Chances are that your workout gear--whether you’re heading to a spin class, hitting the Stairmaster, or setting up for a round at the gym lifting weights—includes a full bottle of water, maybe even several. But new research says that might not be a good idea at all. In fact, the experts warn that it could be putting your health at risk.
According to a panel of experts writing in the Clinical Journal of Sports Medicine, excessive fluid intake during physical activity brings a great risk.

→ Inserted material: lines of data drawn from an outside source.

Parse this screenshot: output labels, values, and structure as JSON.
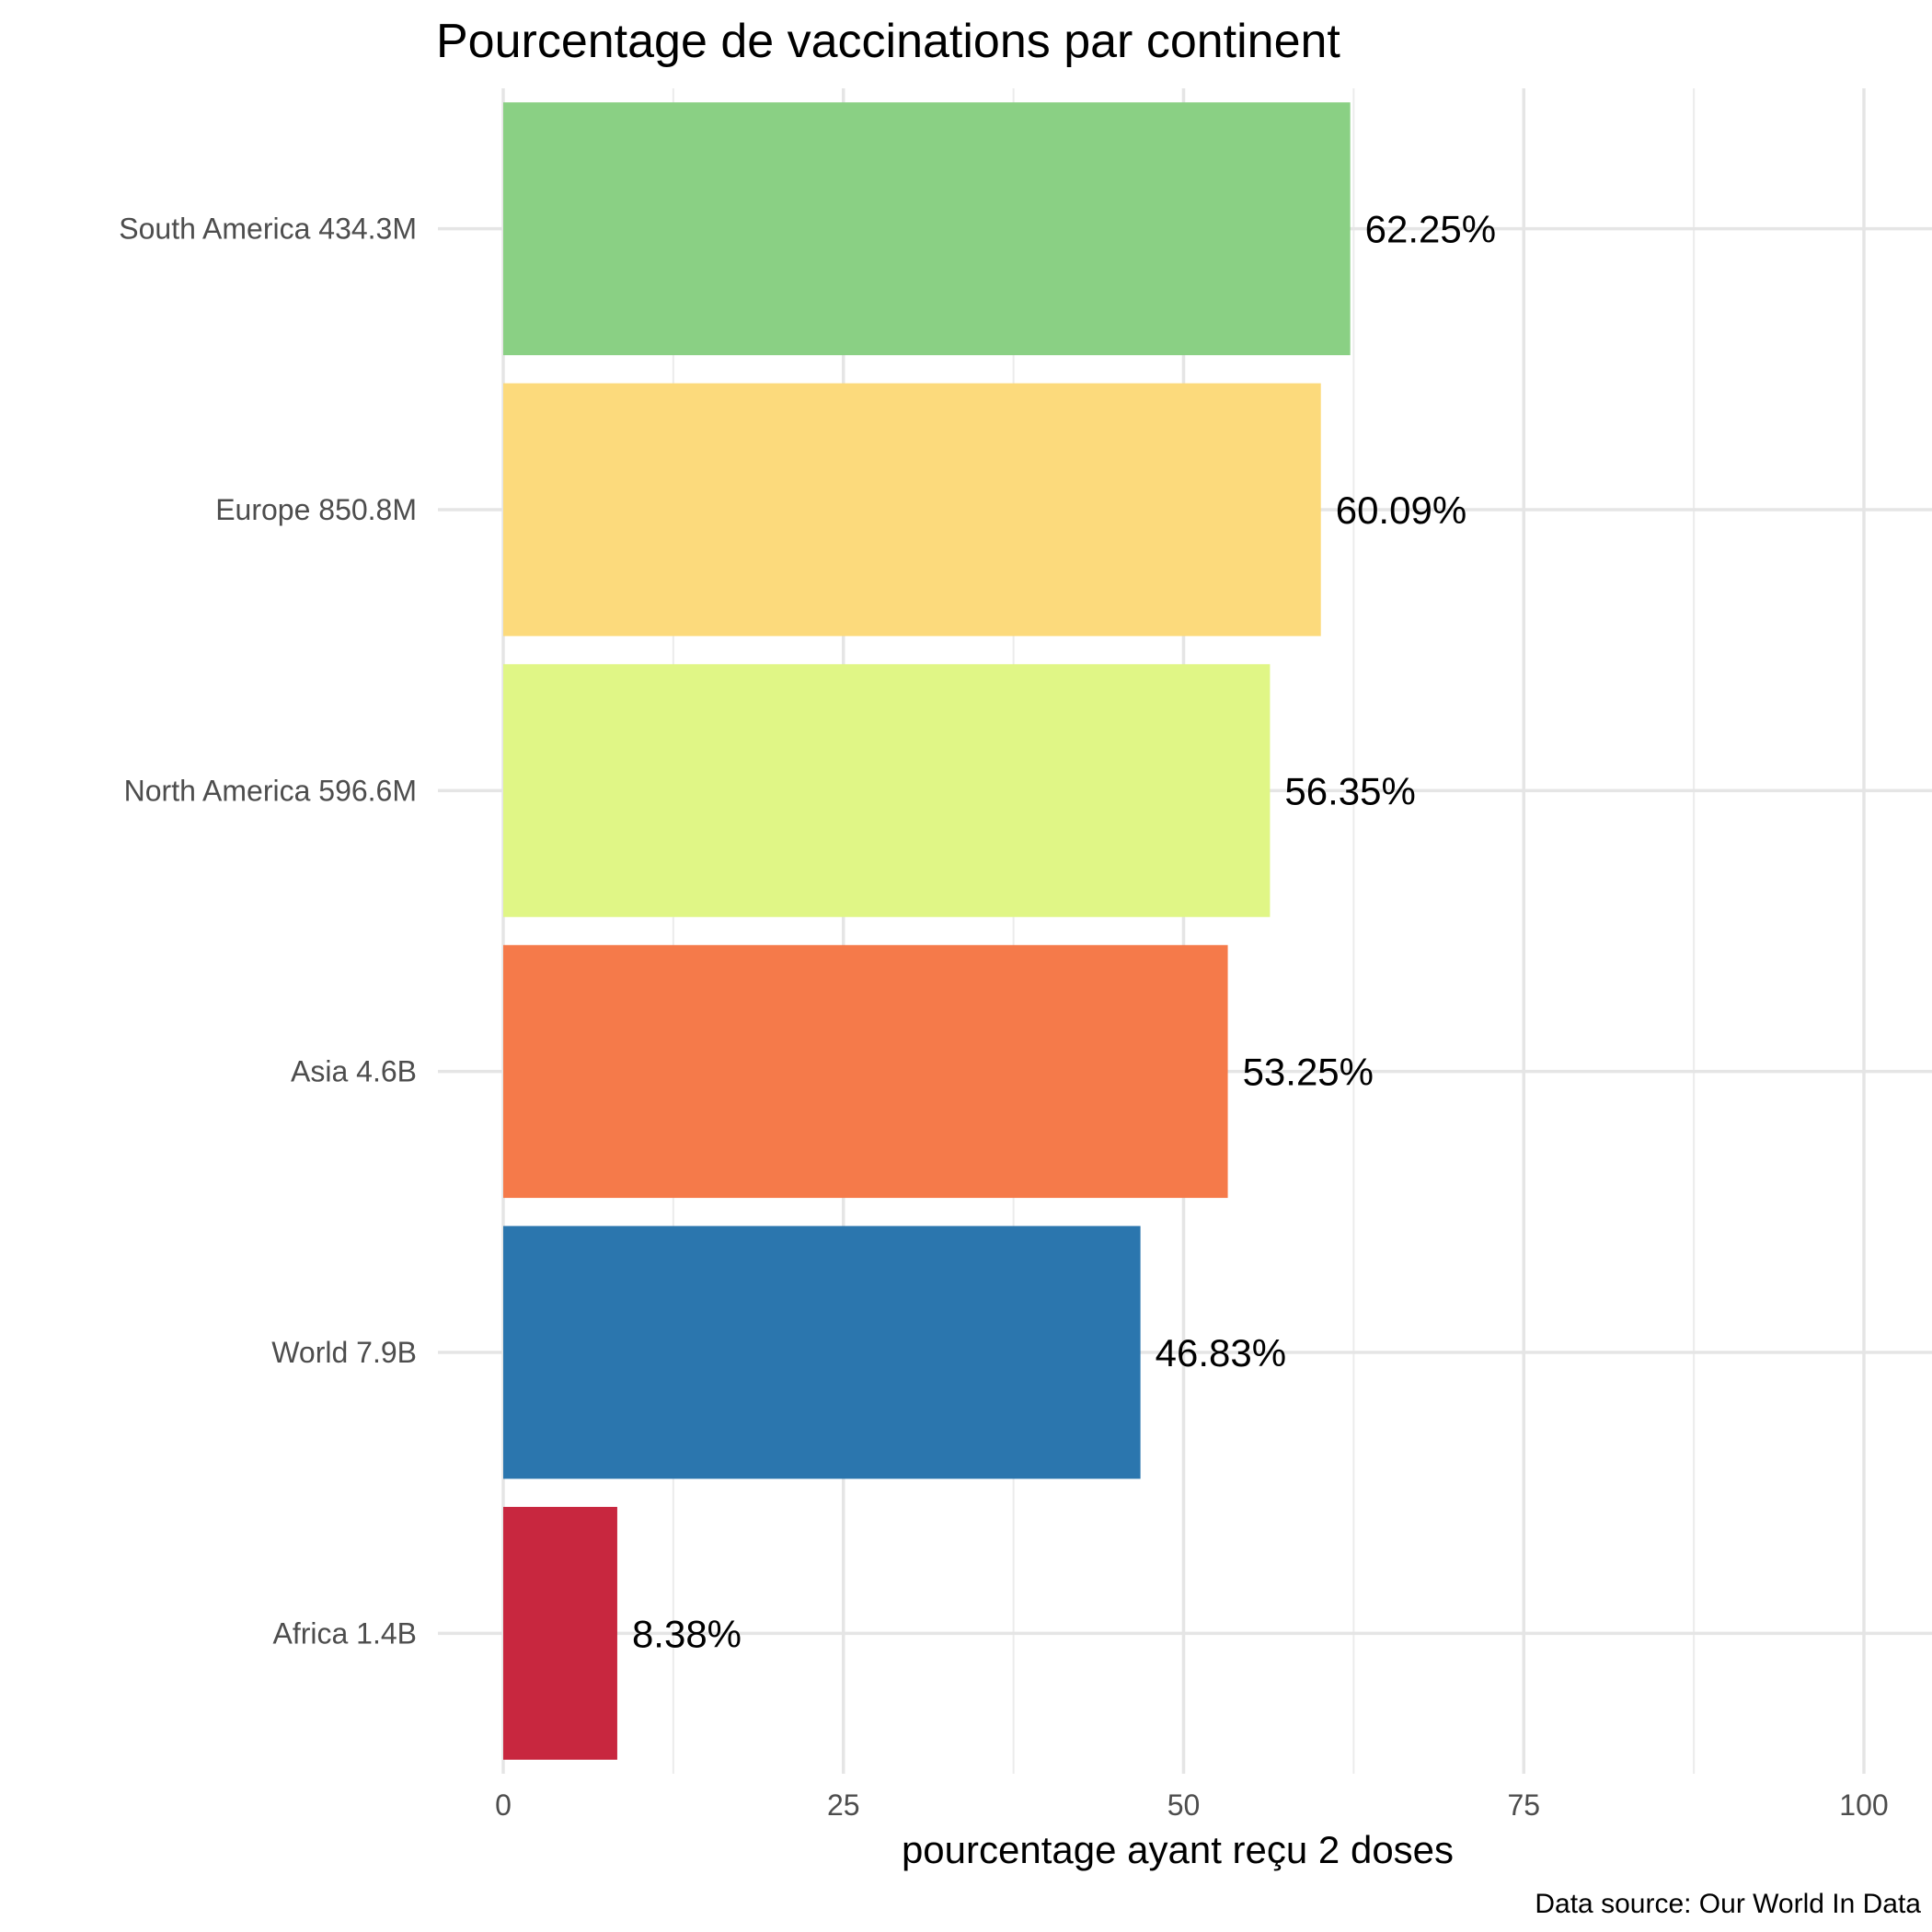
{
  "chart_data": {
    "type": "bar",
    "orientation": "horizontal",
    "title": "Pourcentage de vaccinations par continent",
    "xlabel": "pourcentage ayant reçu 2 doses",
    "ylabel": "",
    "caption": "Data source: Our World In Data",
    "xlim": [
      0,
      100
    ],
    "xticks": [
      "0",
      "25",
      "50",
      "75",
      "100"
    ],
    "xtick_values": [
      0,
      25,
      50,
      75,
      100
    ],
    "grid": true,
    "legend": "none",
    "categories": [
      "South America 434.3M",
      "Europe 850.8M",
      "North America 596.6M",
      "Asia 4.6B",
      "World 7.9B",
      "Africa 1.4B"
    ],
    "values": [
      62.25,
      60.09,
      56.35,
      53.25,
      46.83,
      8.38
    ],
    "value_labels": [
      "62.25%",
      "60.09%",
      "56.35%",
      "53.25%",
      "46.83%",
      "8.38%"
    ],
    "colors": [
      "#8ad084",
      "#fcda7c",
      "#e0f686",
      "#f57a4a",
      "#2b76ae",
      "#c8273f"
    ]
  }
}
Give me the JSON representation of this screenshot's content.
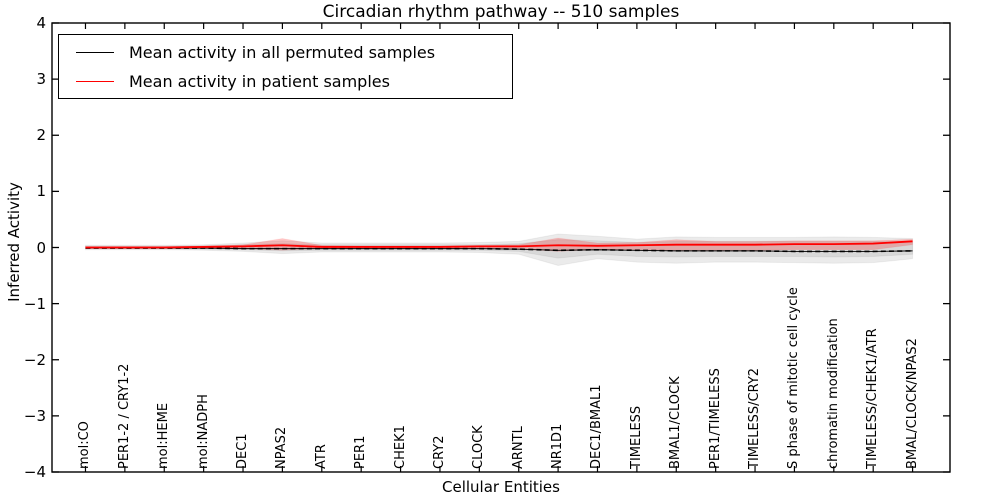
{
  "legend": {
    "items": [
      {
        "label": "Mean activity in all permuted samples",
        "color": "#000000"
      },
      {
        "label": "Mean activity in patient samples",
        "color": "#ff0000"
      }
    ]
  },
  "colors": {
    "permuted_line": "#000000",
    "patient_line": "#ff0000",
    "permuted_band": "#000000",
    "patient_band": "#ff0000",
    "axes": "#000000"
  },
  "chart_data": {
    "type": "line",
    "title": "Circadian rhythm pathway -- 510 samples",
    "xlabel": "Cellular Entities",
    "ylabel": "Inferred Activity",
    "legend_position": "upper left",
    "grid": false,
    "ylim": [
      -4,
      4
    ],
    "xlim": [
      -0.85,
      21.95
    ],
    "yticks": [
      -4,
      -3,
      -2,
      -1,
      0,
      1,
      2,
      3,
      4
    ],
    "ytick_labels": [
      "−4",
      "−3",
      "−2",
      "−1",
      "0",
      "1",
      "2",
      "3",
      "4"
    ],
    "categories": [
      "mol:CO",
      "PER1-2 / CRY1-2",
      "mol:HEME",
      "mol:NADPH",
      "DEC1",
      "NPAS2",
      "ATR",
      "PER1",
      "CHEK1",
      "CRY2",
      "CLOCK",
      "ARNTL",
      "NR1D1",
      "DEC1/BMAL1",
      "TIMELESS",
      "BMAL1/CLOCK",
      "PER1/TIMELESS",
      "TIMELESS/CRY2",
      "S phase of mitotic cell cycle",
      "chromatin modification",
      "TIMELESS/CHEK1/ATR",
      "BMAL/CLOCK/NPAS2"
    ],
    "series": [
      {
        "name": "Mean activity in all permuted samples",
        "color": "#000000",
        "style": "dashed",
        "values": [
          -0.01,
          -0.01,
          -0.01,
          -0.01,
          -0.02,
          -0.02,
          -0.02,
          -0.02,
          -0.02,
          -0.02,
          -0.02,
          -0.03,
          -0.05,
          -0.04,
          -0.05,
          -0.06,
          -0.06,
          -0.06,
          -0.07,
          -0.07,
          -0.07,
          -0.06
        ]
      },
      {
        "name": "Mean activity in patient samples",
        "color": "#ff0000",
        "style": "solid",
        "values": [
          0.0,
          0.0,
          0.0,
          0.01,
          0.02,
          0.04,
          0.01,
          0.01,
          0.01,
          0.01,
          0.02,
          0.02,
          0.04,
          0.03,
          0.04,
          0.05,
          0.05,
          0.05,
          0.06,
          0.06,
          0.07,
          0.11
        ]
      }
    ],
    "bands": [
      {
        "name": "permuted-range-outer",
        "color": "#000000",
        "opacity": 0.08,
        "upper": [
          0.04,
          0.04,
          0.04,
          0.05,
          0.08,
          0.12,
          0.08,
          0.08,
          0.08,
          0.08,
          0.09,
          0.11,
          0.24,
          0.2,
          0.15,
          0.19,
          0.18,
          0.18,
          0.18,
          0.19,
          0.18,
          0.16
        ],
        "lower": [
          -0.04,
          -0.04,
          -0.04,
          -0.05,
          -0.07,
          -0.11,
          -0.08,
          -0.08,
          -0.08,
          -0.08,
          -0.09,
          -0.12,
          -0.32,
          -0.2,
          -0.26,
          -0.28,
          -0.26,
          -0.26,
          -0.27,
          -0.28,
          -0.27,
          -0.2
        ]
      },
      {
        "name": "permuted-range-inner",
        "color": "#000000",
        "opacity": 0.08,
        "upper": [
          0.02,
          0.02,
          0.02,
          0.03,
          0.05,
          0.07,
          0.05,
          0.05,
          0.05,
          0.05,
          0.05,
          0.07,
          0.14,
          0.12,
          0.09,
          0.11,
          0.11,
          0.11,
          0.11,
          0.11,
          0.11,
          0.1
        ],
        "lower": [
          -0.02,
          -0.02,
          -0.02,
          -0.03,
          -0.04,
          -0.06,
          -0.05,
          -0.05,
          -0.05,
          -0.05,
          -0.05,
          -0.07,
          -0.19,
          -0.12,
          -0.16,
          -0.17,
          -0.16,
          -0.16,
          -0.16,
          -0.17,
          -0.16,
          -0.12
        ]
      },
      {
        "name": "patient-range",
        "color": "#ff0000",
        "opacity": 0.22,
        "upper": [
          0.02,
          0.02,
          0.02,
          0.03,
          0.05,
          0.16,
          0.04,
          0.03,
          0.03,
          0.03,
          0.04,
          0.05,
          0.17,
          0.08,
          0.09,
          0.14,
          0.11,
          0.11,
          0.12,
          0.12,
          0.12,
          0.15
        ],
        "lower": [
          -0.02,
          -0.02,
          -0.02,
          -0.02,
          -0.02,
          -0.05,
          -0.02,
          -0.02,
          -0.02,
          -0.02,
          -0.02,
          -0.03,
          -0.07,
          -0.04,
          -0.04,
          -0.05,
          -0.05,
          -0.05,
          -0.04,
          -0.04,
          -0.04,
          0.05
        ]
      }
    ]
  }
}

"Fluid intake recommendations suggesting that athletes begin to drink fluids before the onset of the sensation of thirst were targeting those exercising in situations where high sweat rates were present and dehydration could evolve rapidly with known medical and performance outcomes," the panel wrote. "Unfortunately, this advice fostered the misconception that thirst is a poor guide to fluid replacement in lower sweat rate situations. We believe that this has facilitated individuals choosing to inadvertently adopt overdrinking."
Among the risks, overdrinking during physical activity can include lightheadedness, confusion, and nausea, and more serious injuries such as cerebral edema, where the brain swells from too much water. “At least 14 athletes — including a woman who died two days after completing the Marine Corps Marathon in 2002 — are believed to have died from drinking too much during exercise in a condition known as exercise-associated hyponatremia or EAH,” reports the Washington Post.
While instances of cerebral edema are rare, it’s still a warranted consideration for watching fluid intake and drinking only when thirsty. The experts recommend avoiding reflexive drinking, such as when you finish a rep as well as avoiding excessive water consumption immediately before or after intense physical activity. If you’re properly hydrated—drinking enough water throughout your day—you shouldn’t need to consume excess water during exercise.